Now, the Legislature has finally appropriated the money for these upgrades. They expected to be completed in 2022 — a little late to help with the pandemic.
KDOL’s problems go far beyond slow processing and jammed phone lines. Thousands and thousands of Kansans have been hit with fraudulent unemployment claims filed in their names. Even the governor herself has been affected.
Kansas is not alone. California paid out an estimated $9 billion on such fake claims, and other states in our region were also affected, with Colorado and Missouri being particularly hard-hit. Still, Kansans are right to want answers.
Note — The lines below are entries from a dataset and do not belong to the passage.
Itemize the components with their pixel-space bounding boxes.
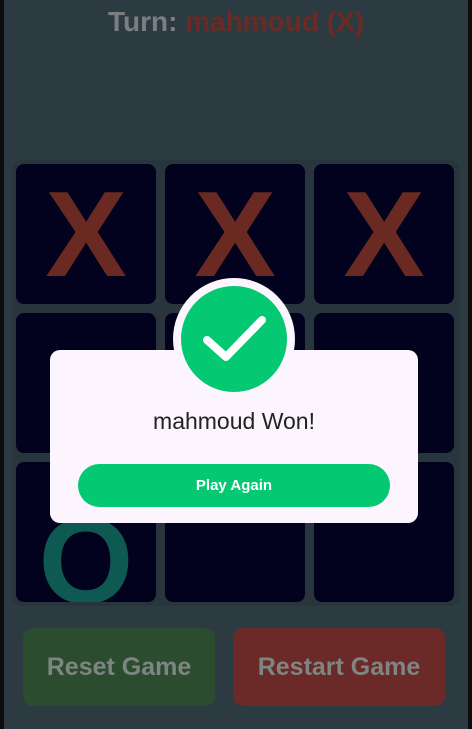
board-cell-3[interactable]: X xyxy=(314,164,454,304)
turn-label: Turn: xyxy=(107,6,178,37)
cell-mark: X xyxy=(343,166,425,302)
board-cell-1[interactable]: X xyxy=(16,164,156,304)
win-message: mahmoud Won! xyxy=(153,408,315,434)
success-badge xyxy=(173,278,295,400)
restart-game-button[interactable]: Restart Game xyxy=(233,628,445,706)
cell-mark: X xyxy=(45,166,127,302)
right-frame-edge xyxy=(468,0,472,729)
reset-game-button[interactable]: Reset Game xyxy=(23,628,215,706)
cell-mark: X xyxy=(194,166,276,302)
play-again-button[interactable]: Play Again xyxy=(78,464,390,507)
checkmark-icon xyxy=(203,316,266,361)
left-frame-edge xyxy=(0,0,4,729)
success-circle xyxy=(181,286,287,392)
current-player: mahmoud (X) xyxy=(185,6,365,37)
turn-indicator: Turn: mahmoud (X) xyxy=(0,2,472,42)
game-screen: Turn: mahmoud (X) X X X O Reset Game Res… xyxy=(0,0,472,729)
Current investigations indicate that the data breach did not occur in Kansas. Instead, overseas fraudsters data-mined personal information from countless Kansans using earlier data leaks such as the 2017 breach of Equifax, a credit-reporting agency. The fraudsters then sat on this data and waited. The flood of claims due during pandemic was their moment, and they pounced.
Already overwhelmed, KDOL was unable to cope. Like other states, Kansas has paid out many of these claims, and some, perhaps most of that money is gone forever.
KDOL has announced that no Kansas individual or company will be penalized as a result, but there have still been countless inconveniences including delays in processing legitimate claims, not to mention the time consumed by cancelling credit cards, changing account numbers, and just generally re-claiming one’s identity.
Also, some Kansans still do not know that they were affected and will find out later.
It is true that as Kansas’ chief executive, the buck stops with Kelly. Also, KDOL worsened the problem by being slow to respond, and by not being transparent with the news media.
Even so, blaming the governor alone does not even begin to capture the magnitude of this. KDOL’s problems were decades in the making.